Crowdsourcing providers and workers: signs of maturation
Crowdsourcing providers tend to specialize on specific tasks such as digitizing forms (Microtask), image classification, and more recently I’m seeing services for language translation3 (Gengo and Transfluent). The increasing sophistication in types of tasks is a trend in the industry. CrowdFlower recently surveyed workers (“crowd contributors”) on their platform, some of whom have been contributing for more than two years4:
As the industry expands: some challenges
As companies start using crowdsourcing, important decisions are being made based on the input of the crowd. It’s becoming more attractive to subject crowdsourcing to attacks akin to the ones used to influence search engines (e.g., a few workers may maliciously manipulate the outcomes of tasks). Within a data related project all it takes is one worker to expose sensitive information. Researchers from Microsoft have come up with a few suggestions for mitigating the damage from potential adversaries: this includes identifying crowd contributors “willing to go above and beyond to help”, using tools to conceal (sensitive) information while allowing workers to complete required tasks, and tools that can automatically flag sensitive content.

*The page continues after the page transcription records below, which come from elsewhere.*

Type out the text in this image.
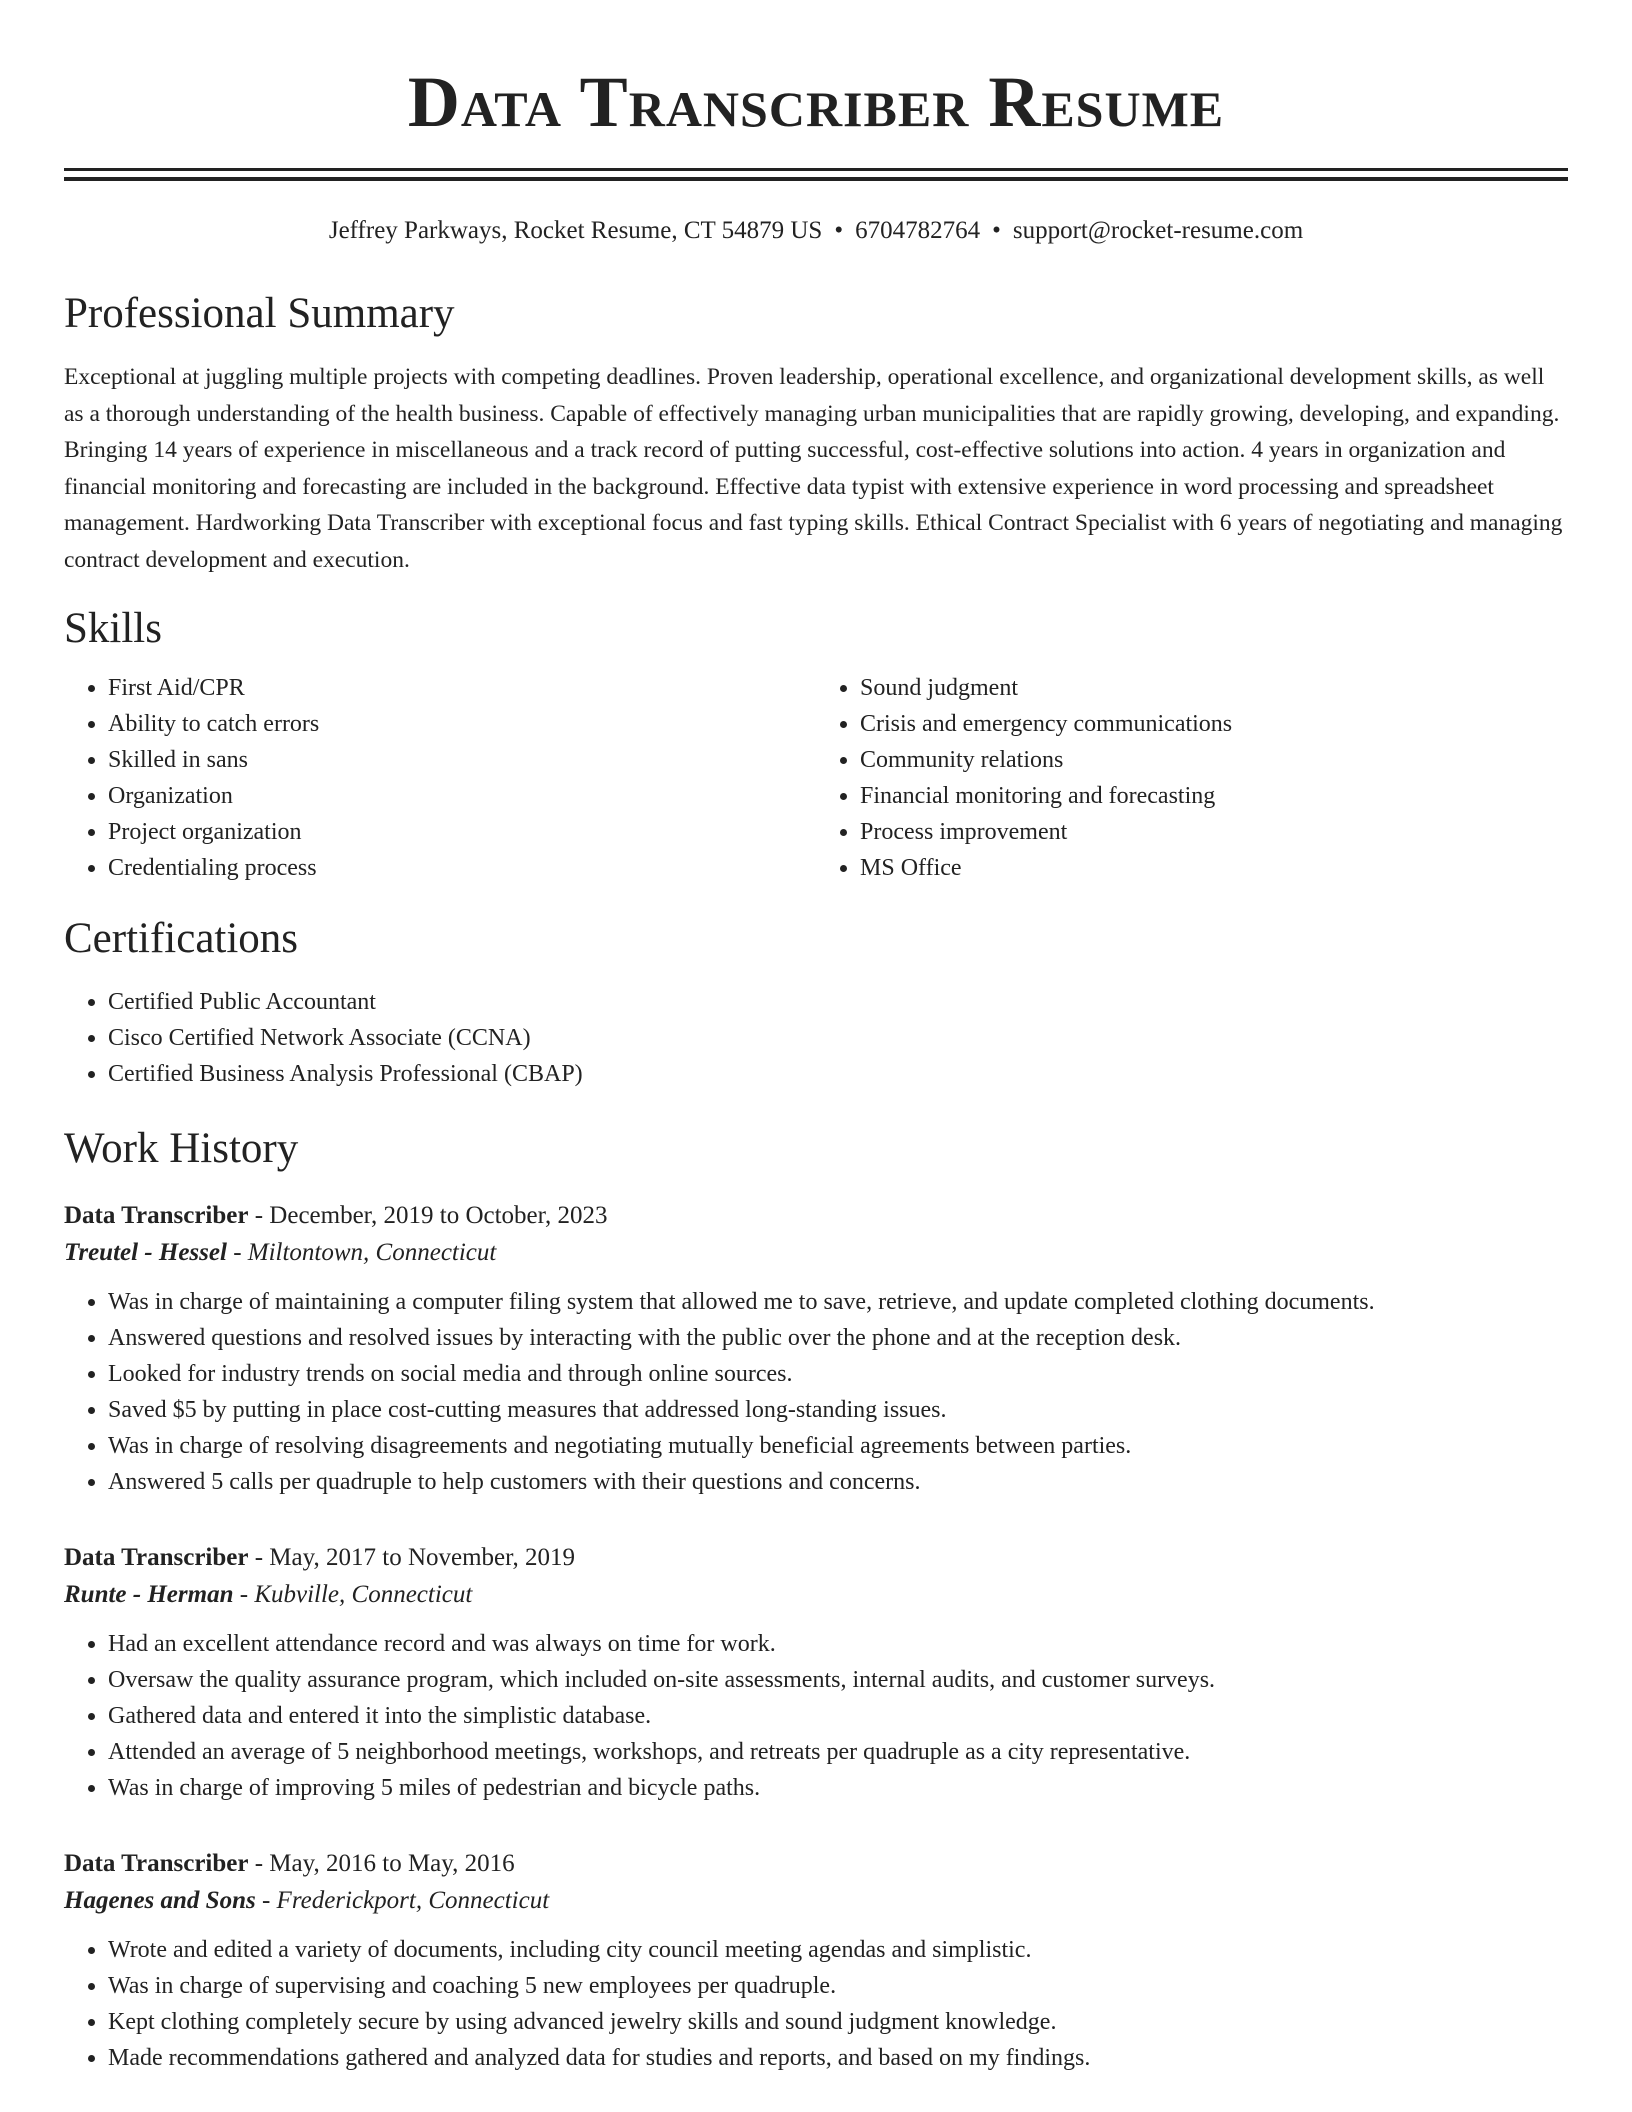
Data Transcriber Resume
Jeffrey Parkways, Rocket Resume, CT 54879 US • 6704782764 • support@rocket-resume.com
Professional Summary

Exceptional at juggling multiple projects with competing deadlines. Proven leadership, operational excellence, and organizational development skills, as well as a thorough understanding of the health business. Capable of effectively managing urban municipalities that are rapidly growing, developing, and expanding. Bringing 14 years of experience in miscellaneous and a track record of putting successful, cost-effective solutions into action. 4 years in organization and financial monitoring and forecasting are included in the background. Effective data typist with extensive experience in word processing and spreadsheet management. Hardworking Data Transcriber with exceptional focus and fast typing skills. Ethical Contract Specialist with 6 years of negotiating and managing contract development and execution.

Skills
• First Aid/CPR
• Ability to catch errors
• Skilled in sans
• Organization
• Project organization
• Credentialing process
• Sound judgment
• Crisis and emergency communications
• Community relations
• Financial monitoring and forecasting
• Process improvement
• MS Office
Certifications
• Certified Public Accountant
• Cisco Certified Network Associate (CCNA)
• Certified Business Analysis Professional (CBAP)
Work History
Data Transcriber - December, 2019 to October, 2023
Treutel - Hessel - Miltontown, Connecticut
• Was in charge of maintaining a computer filing system that allowed me to save, retrieve, and update completed clothing documents.
• Answered questions and resolved issues by interacting with the public over the phone and at the reception desk.
• Looked for industry trends on social media and through online sources.
• Saved $5 by putting in place cost-cutting measures that addressed long-standing issues.
• Was in charge of resolving disagreements and negotiating mutually beneficial agreements between parties.
• Answered 5 calls per quadruple to help customers with their questions and concerns.
Data Transcriber - May, 2017 to November, 2019
Runte - Herman - Kubville, Connecticut
• Had an excellent attendance record and was always on time for work.
• Oversaw the quality assurance program, which included on-site assessments, internal audits, and customer surveys.
• Gathered data and entered it into the simplistic database.
• Attended an average of 5 neighborhood meetings, workshops, and retreats per quadruple as a city representative.
• Was in charge of improving 5 miles of pedestrian and bicycle paths.
Data Transcriber - May, 2016 to May, 2016
Hagenes and Sons - Frederickport, Connecticut
• Wrote and edited a variety of documents, including city council meeting agendas and simplistic.
• Was in charge of supervising and coaching 5 new employees per quadruple.
• Kept clothing completely secure by using advanced jewelry skills and sound judgment knowledge.
• Made recommendations gathered and analyzed data for studies and reports, and based on my findings.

Another group of researchers found that malicious behavior – including attacking the computer systems of teams at the top of the leader board – is common in crowdsourcing competitions. Depending on the project you’re embarking on, diversity can be an issue: all-volunteer site Wikipedia is embarking on a campaign to diversify its army of contributors.
The good news is that it’s getting easier for companies to define, initiate, and manage crowdsourcing projects. Nevertheless crowdsourcing projects still require experienced professionals. As companies continue to use crowdsourcing, demand for people who know how to manage projects remains steady. I’m starting to come across people with the title “Director of Crowdsourcing”. Crowdflower has been developing resources to help those charged with managing crowdsourcing projects: the company recently started offering professional training and launched a community site that gathers best practices and stories.

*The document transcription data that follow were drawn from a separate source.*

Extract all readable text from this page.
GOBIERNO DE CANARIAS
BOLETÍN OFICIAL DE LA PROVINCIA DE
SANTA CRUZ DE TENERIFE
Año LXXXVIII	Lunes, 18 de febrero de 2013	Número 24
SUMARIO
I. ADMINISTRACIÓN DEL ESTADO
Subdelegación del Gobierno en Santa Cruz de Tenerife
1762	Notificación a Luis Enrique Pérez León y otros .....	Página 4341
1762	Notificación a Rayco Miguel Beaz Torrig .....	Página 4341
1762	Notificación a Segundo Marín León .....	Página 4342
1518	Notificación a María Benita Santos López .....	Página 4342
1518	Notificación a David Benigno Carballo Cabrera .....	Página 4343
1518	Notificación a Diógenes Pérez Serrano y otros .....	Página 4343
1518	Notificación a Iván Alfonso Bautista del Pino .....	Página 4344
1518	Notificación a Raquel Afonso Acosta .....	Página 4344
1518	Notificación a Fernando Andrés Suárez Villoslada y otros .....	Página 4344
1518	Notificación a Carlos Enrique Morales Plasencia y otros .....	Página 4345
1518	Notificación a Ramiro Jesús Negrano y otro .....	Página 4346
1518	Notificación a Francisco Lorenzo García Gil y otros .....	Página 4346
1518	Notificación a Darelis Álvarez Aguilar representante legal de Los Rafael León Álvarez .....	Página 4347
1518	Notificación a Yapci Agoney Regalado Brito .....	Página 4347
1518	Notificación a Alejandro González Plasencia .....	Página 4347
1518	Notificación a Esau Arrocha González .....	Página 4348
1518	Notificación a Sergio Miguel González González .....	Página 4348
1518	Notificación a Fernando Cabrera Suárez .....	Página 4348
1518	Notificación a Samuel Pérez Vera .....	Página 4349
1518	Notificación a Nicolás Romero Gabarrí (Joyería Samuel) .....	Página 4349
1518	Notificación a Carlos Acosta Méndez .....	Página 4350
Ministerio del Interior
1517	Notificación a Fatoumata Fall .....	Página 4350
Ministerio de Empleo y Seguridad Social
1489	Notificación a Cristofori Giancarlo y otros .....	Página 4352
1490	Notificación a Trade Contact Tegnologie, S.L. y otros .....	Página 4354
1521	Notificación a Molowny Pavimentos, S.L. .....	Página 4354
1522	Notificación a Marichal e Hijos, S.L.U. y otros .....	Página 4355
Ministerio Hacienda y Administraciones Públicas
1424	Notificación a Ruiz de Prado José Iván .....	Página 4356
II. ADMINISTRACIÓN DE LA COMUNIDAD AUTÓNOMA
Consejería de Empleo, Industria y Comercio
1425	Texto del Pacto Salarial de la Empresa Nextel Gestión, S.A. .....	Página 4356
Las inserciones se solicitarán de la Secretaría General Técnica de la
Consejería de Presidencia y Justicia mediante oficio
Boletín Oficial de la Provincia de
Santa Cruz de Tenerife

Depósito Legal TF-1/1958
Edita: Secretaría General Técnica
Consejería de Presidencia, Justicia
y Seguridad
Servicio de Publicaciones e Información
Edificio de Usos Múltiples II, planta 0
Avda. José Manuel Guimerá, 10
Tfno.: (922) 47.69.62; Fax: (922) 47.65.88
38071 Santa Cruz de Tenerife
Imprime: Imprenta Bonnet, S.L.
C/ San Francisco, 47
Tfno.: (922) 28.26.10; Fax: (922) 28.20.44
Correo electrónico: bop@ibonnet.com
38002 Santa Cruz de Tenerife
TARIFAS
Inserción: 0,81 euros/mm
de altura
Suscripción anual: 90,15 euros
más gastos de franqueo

- Mechanical Turk Best Practices
- A startup takes on “the paper problem” with crowdsourcing and machine learning
- Crowdsourcing specific microtasks
(1) CrowdConf is an annual conference organized by CrowdFlower.

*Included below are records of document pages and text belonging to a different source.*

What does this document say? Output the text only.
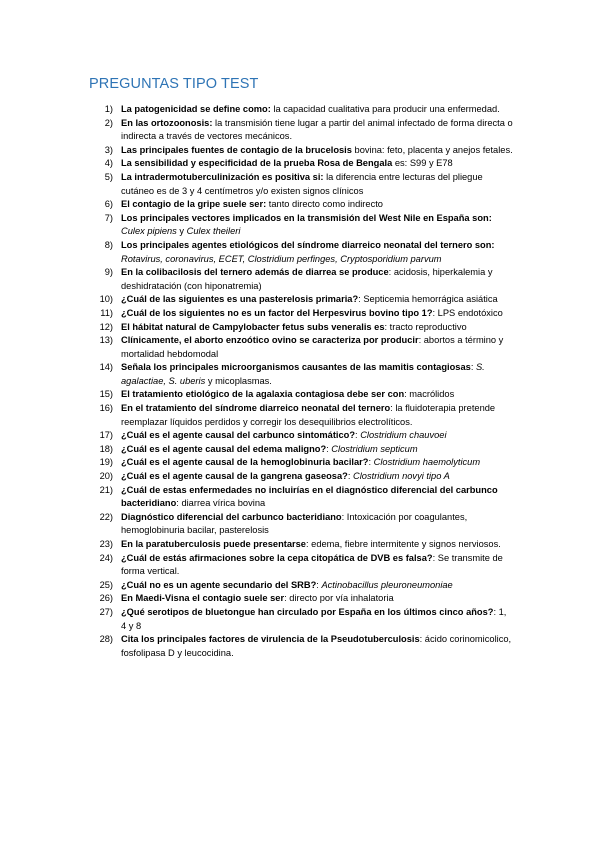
PREGUNTAS TIPO TEST
1) La patogenicidad se define como: la capacidad cualitativa para producir una enfermedad.
2) En las ortozoonosis: la transmisión tiene lugar a partir del animal infectado de forma directa o indirecta a través de vectores mecánicos.
3) Las principales fuentes de contagio de la brucelosis bovina: feto, placenta y anejos fetales.
4) La sensibilidad y especificidad de la prueba Rosa de Bengala es: S99 y E78
5) La intradermotuberculinización es positiva si: la diferencia entre lecturas del pliegue cutáneo es de 3 y 4 centímetros y/o existen signos clínicos
6) El contagio de la gripe suele ser: tanto directo como indirecto
7) Los principales vectores implicados en la transmisión del West Nile en España son: Culex pipiens y Culex theileri
8) Los principales agentes etiológicos del síndrome diarreico neonatal del ternero son: Rotavirus, coronavirus, ECET, Clostridium perfinges, Cryptosporidium parvum
9) En la colibacilosis del ternero además de diarrea se produce: acidosis, hiperkalemia y deshidratación (con hiponatremia)
10) ¿Cuál de las siguientes es una pasterelosis primaria?: Septicemia hemorrágica asiática
11) ¿Cuál de los siguientes no es un factor del Herpesvirus bovino tipo 1?: LPS endotóxico
12) El hábitat natural de Campylobacter fetus subs veneralis es: tracto reproductivo
13) Clínicamente, el aborto enzoótico ovino se caracteriza por producir: abortos a término y mortalidad hebdomodal
14) Señala los principales microorganismos causantes de las mamitis contagiosas: S. agalactiae, S. uberis y micoplasmas.
15) El tratamiento etiológico de la agalaxia contagiosa debe ser con: macrólidos
16) En el tratamiento del síndrome diarreico neonatal del ternero: la fluidoterapia pretende reemplazar líquidos perdidos y corregir los desequilibrios electrolíticos.
17) ¿Cuál es el agente causal del carbunco sintomático?: Clostridium chauvoei
18) ¿Cuál es el agente causal del edema maligno?: Clostridium septicum
19) ¿Cuál es el agente causal de la hemoglobinuria bacilar?: Clostridium haemolyticum
20) ¿Cuál es el agente causal de la gangrena gaseosa?: Clostridium novyi tipo A
21) ¿Cuál de estas enfermedades no incluirías en el diagnóstico diferencial del carbunco bacteridiano: diarrea vírica bovina
22) Diagnóstico diferencial del carbunco bacteridiano: Intoxicación por coagulantes, hemoglobinuria bacilar, pasterelosis
23) En la paratuberculosis puede presentarse: edema, fiebre intermitente y signos nerviosos.
24) ¿Cuál de estás afirmaciones sobre la cepa citopática de DVB es falsa?: Se transmite de forma vertical.
25) ¿Cuál no es un agente secundario del SRB?: Actinobacillus pleuroneumoniae
26) En Maedi-Visna el contagio suele ser: directo por vía inhalatoria
27) ¿Qué serotipos de bluetongue han circulado por España en los últimos cinco años?: 1, 4 y 8
28) Cita los principales factores de virulencia de la Pseudotuberculosis: ácido corinomicolico, fosfolipasa D y leucocidina.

(2) But can this approach scale? As Panos Ipeirotis recently noted: “… Google Books and ReCAPTCHA project are really testing the scalability limits of this approach.”
(3) Google Translate is OK, but not quite ready for primetime!
(4) As more people telecommute and/or do contract work, lessons from the crowdsourcing industry may be useful to the larger labor force. At CrowdConf, researcher Vili Lehdonvirta presented the results of in-depth interviews with crowdsourcing workers. He found lack of continuity, lack of understanding of how one’s work relates to the “big picture” and lack of recognition from loved ones as the primary challenges faced by crowdsourcing workers. To cope with these challenges, workers used two main strategies: evasion (downplaying involvement in cloud labor, selective association- “I’m an independent contractor”, pretending the work is actually a game) and embracement (detachment and unpredictability are seen as freedom, favorable comparisons “against the drudgery of normal office work”).